Amazon workers in western Germany are going on strike in an effort to seek out higher wages, according to the Guardian. This is latest in a series of strikes from Amazon's European workforce over the last two years.
In December 2015, workers at six warehouses took part in a three-day strike running up to Christmas. The dispute was over both wages and conditions, Fortune reported. The corresponding union hosting the strike, Verdi, complained that workers were subject to diminishing holidays and inflexible workplace rules. They argued that the intensity of the work was leading to illness among workers, to which Amazon countered that it already pays above the standard rate for equivalent jobs.

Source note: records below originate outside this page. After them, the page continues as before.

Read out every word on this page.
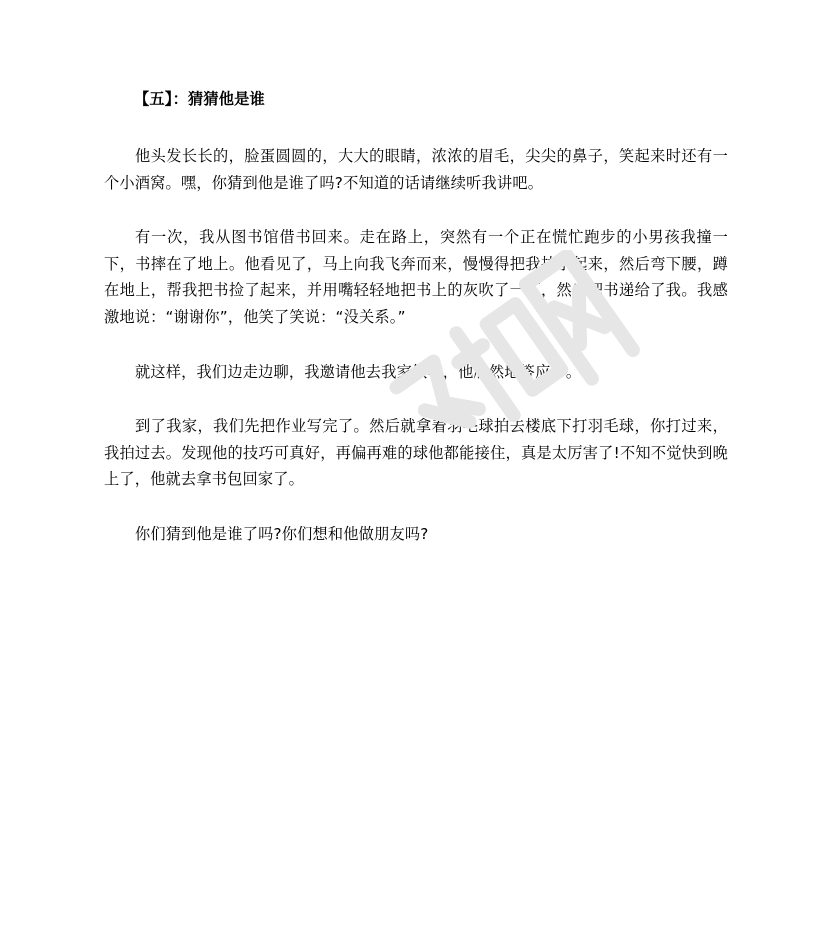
【五】：猜猜他是谁

他头发长长的，脸蛋圆圆的，大大的眼睛，浓浓的眉毛，尖尖的鼻子，笑起来时还有一个小酒窝。嘿，你猜到他是谁了吗?不知道的话请继续听我讲吧。

有一次，我从图书馆借书回来。走在路上，突然有一个正在慌忙跑步的小男孩我撞一下，书摔在了地上。他看见了，马上向我飞奔而来，慢慢得把我扶了起来，然后弯下腰，蹲在地上，帮我把书捡了起来，并用嘴轻轻地把书上的灰吹了一下，然后把书递给了我。我感激地说：“谢谢你”，他笑了笑说：“没关系。”

就这样，我们边走边聊，我邀请他去我家做客，他欣然地答应了。

到了我家，我们先把作业写完了。然后就拿着羽毛球拍去楼底下打羽毛球，你打过来，我拍过去。发现他的技巧可真好，再偏再难的球他都能接住，真是太厉害了!不知不觉快到晚上了，他就去拿书包回家了。

你们猜到他是谁了吗?你们想和他做朋友吗?
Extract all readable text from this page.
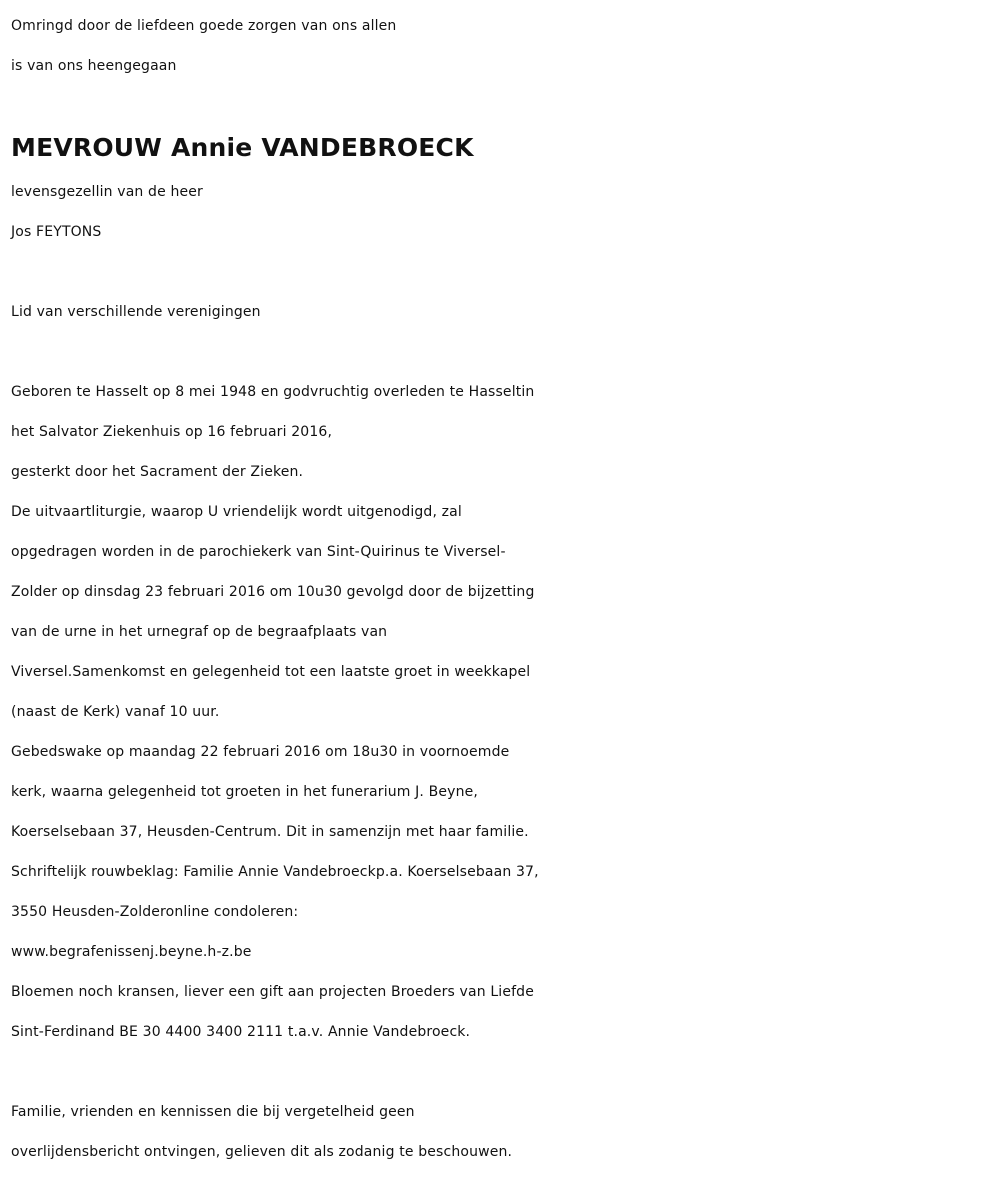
Omringd door de liefdeen goede zorgen van ons allen
is van ons heengegaan
MEVROUW Annie VANDEBROECK
levensgezellin van de heer
Jos FEYTONS
Lid van verschillende verenigingen
Geboren te Hasselt op 8 mei 1948 en godvruchtig overleden te Hasseltin
het Salvator Ziekenhuis op 16 februari 2016,
gesterkt door het Sacrament der Zieken.
De uitvaartliturgie, waarop U vriendelijk wordt uitgenodigd, zal
opgedragen worden in de parochiekerk van Sint-Quirinus te Viversel-
Zolder op dinsdag 23 februari 2016 om 10u30 gevolgd door de bijzetting
van de urne in het urnegraf op de begraafplaats van
Viversel.Samenkomst en gelegenheid tot een laatste groet in weekkapel
(naast de Kerk) vanaf 10 uur.
Gebedswake op maandag 22 februari 2016 om 18u30 in voornoemde
kerk, waarna gelegenheid tot groeten in het funerarium J. Beyne,
Koerselsebaan 37, Heusden-Centrum. Dit in samenzijn met haar familie.
Schriftelijk rouwbeklag: Familie Annie Vandebroeckp.a. Koerselsebaan 37,
3550 Heusden-Zolderonline condoleren:
www.begrafenissenj.beyne.h-z.be
Bloemen noch kransen, liever een gift aan projecten Broeders van Liefde
Sint-Ferdinand BE 30 4400 3400 2111 t.a.v. Annie Vandebroeck.
Familie, vrienden en kennissen die bij vergetelheid geen
overlijdensbericht ontvingen, gelieven dit als zodanig te beschouwen.
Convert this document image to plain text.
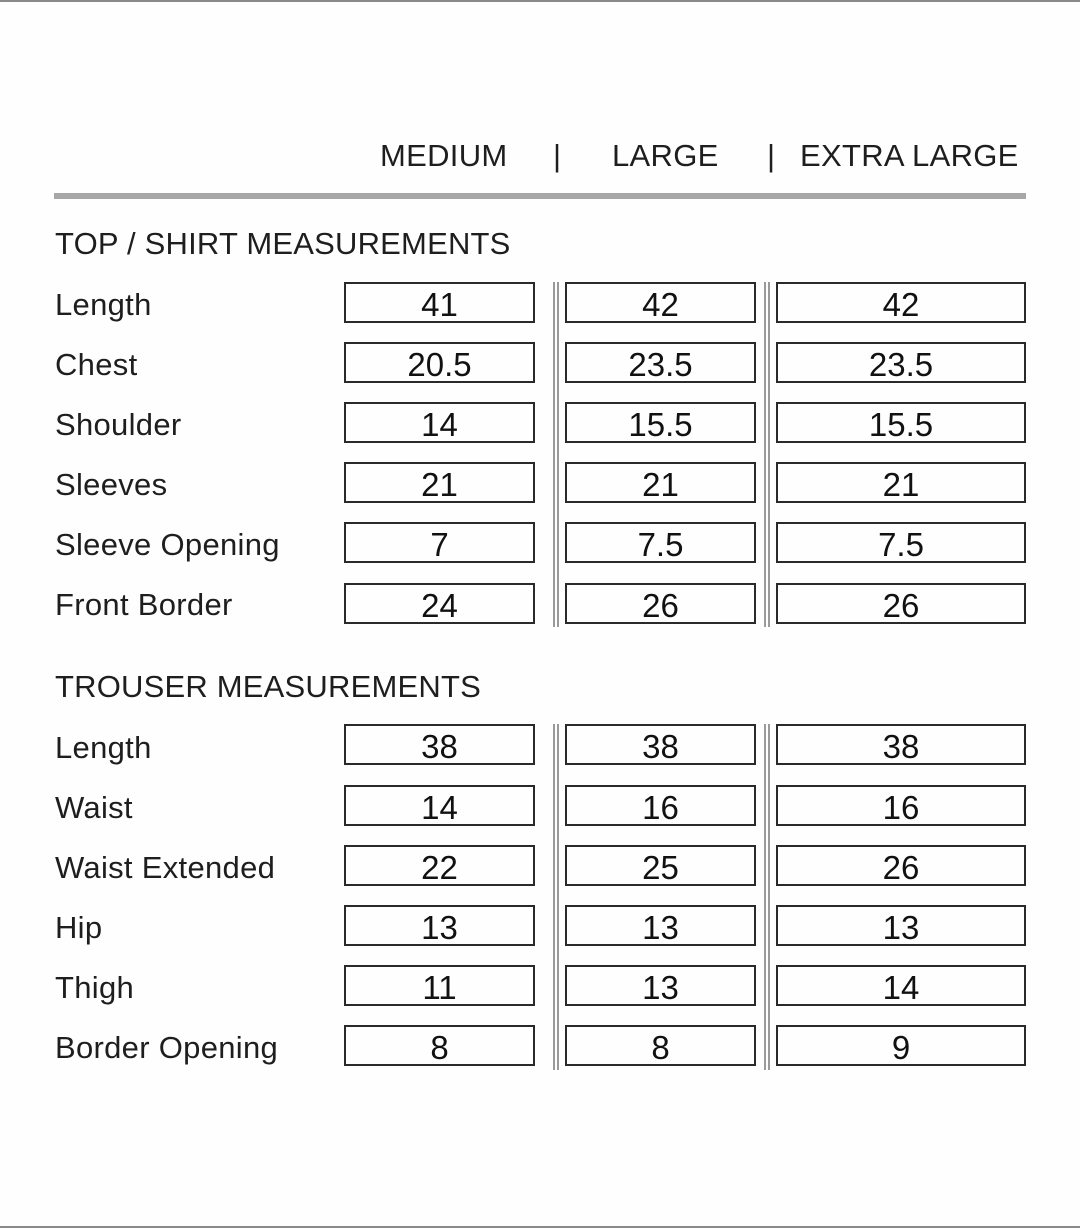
MEDIUM | LARGE | EXTRA LARGE
TOP / SHIRT MEASUREMENTS
Length	41	42	42
Chest	20.5	23.5	23.5
Shoulder	14	15.5	15.5
Sleeves	21	21	21
Sleeve Opening	7	7.5	7.5
Front Border	24	26	26
TROUSER MEASUREMENTS
Length	38	38	38
Waist	14	16	16
Waist Extended	22	25	26
Hip	13	13	13
Thigh	11	13	14
Border Opening	8	8	9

Pressure from workers' unions has picked up in Germany since the release of a documentary in 2012 illuminated some of the more unsavory practices that take place inside Amazon's warehouses during the holiday rush. Workers were brought in from surrounding countries, including Spain and Poland, and were put up in employee-specific housing, according to the BBC. Accommodations were tight and the workers were subject to room searches from a security firm.
Amazon has also faced media criticism for its working conditions in U.S. warehouses, but workers have yet to strike. This may be a matter of cultural differences. In the U.S., only 11% of the workforce belongs to a union. Though Germany has seen its union membership diminishing over the years, its labor system is much kinder to workers. Not only do workers have a say in corporate decisions, but businesses in Germany tend to be more respectful of workers rights, according to an article in the Nation. Meanwhile, United States businesses have a much firmer tradition of campaigning against workers organizing.

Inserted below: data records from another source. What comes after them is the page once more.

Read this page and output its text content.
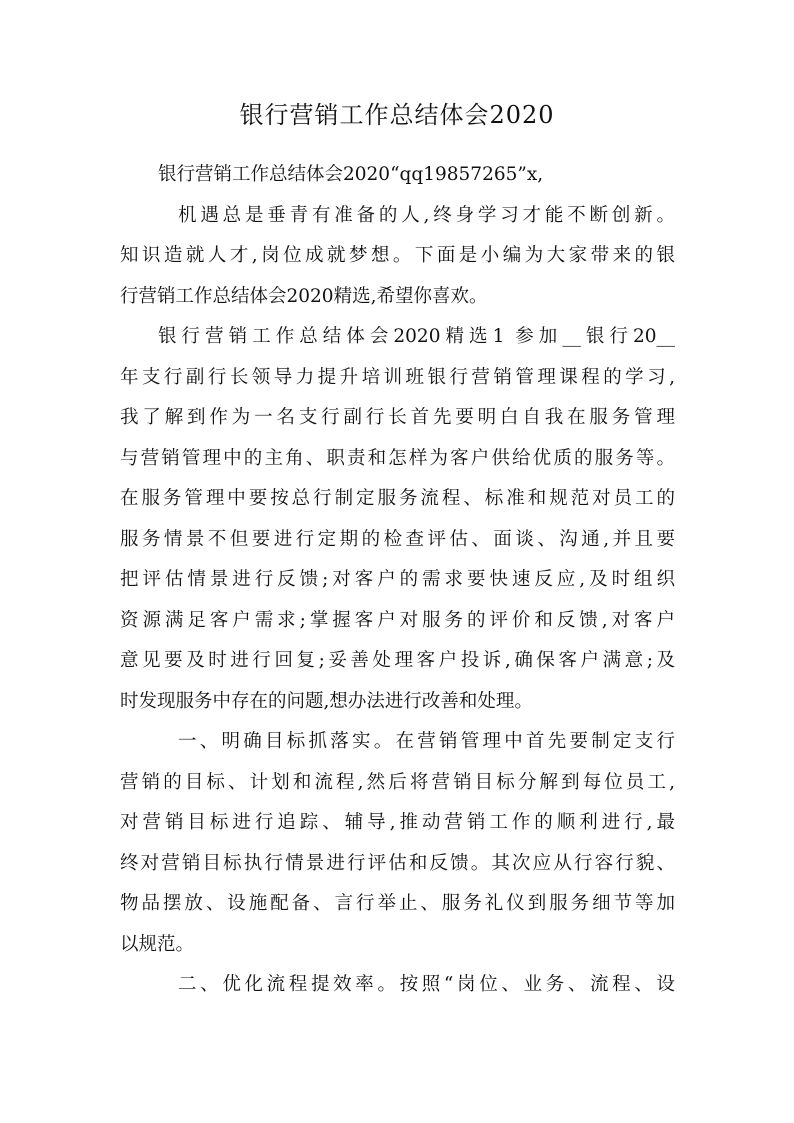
银行营销工作总结体会2020
银行营销工作总结体会2020“qq19857265”x,
机遇总是垂青有准备的人,终身学习才能不断创新。
知识造就人才,岗位成就梦想。下面是小编为大家带来的银
行营销工作总结体会2020精选,希望你喜欢。
银行营销工作总结体会2020精选1 参加__银行20__
年支行副行长领导力提升培训班银行营销管理课程的学习,
我了解到作为一名支行副行长首先要明白自我在服务管理
与营销管理中的主角、职责和怎样为客户供给优质的服务等。
在服务管理中要按总行制定服务流程、标准和规范对员工的
服务情景不但要进行定期的检查评估、面谈、沟通,并且要
把评估情景进行反馈;对客户的需求要快速反应,及时组织
资源满足客户需求;掌握客户对服务的评价和反馈,对客户
意见要及时进行回复;妥善处理客户投诉,确保客户满意;及
时发现服务中存在的问题,想办法进行改善和处理。
一、明确目标抓落实。在营销管理中首先要制定支行
营销的目标、计划和流程,然后将营销目标分解到每位员工,
对营销目标进行追踪、辅导,推动营销工作的顺利进行,最
终对营销目标执行情景进行评估和反馈。其次应从行容行貌、
物品摆放、设施配备、言行举止、服务礼仪到服务细节等加
以规范。
二、优化流程提效率。按照“岗位、业务、流程、设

Amazon has brought that anti-labor attitude to its warehouses in the rest of the world, which hasn't sat well with European governments in particular. But the company may not have to worry for much longer about appeasing governments and workers. Amazon's robotics division is pushing to fully automate most (if not all) aspects of warehouse work. The company has made substantial progress toward its goal; in October 2015, Amazon announced it had deployed 30,000 robots.
As the company grows its automated workforce, it will be less bound to the needs of human workers. Those human workers will be less encumbered by Amazon's warehouse conditions, but they'll also be out a reliable source of income.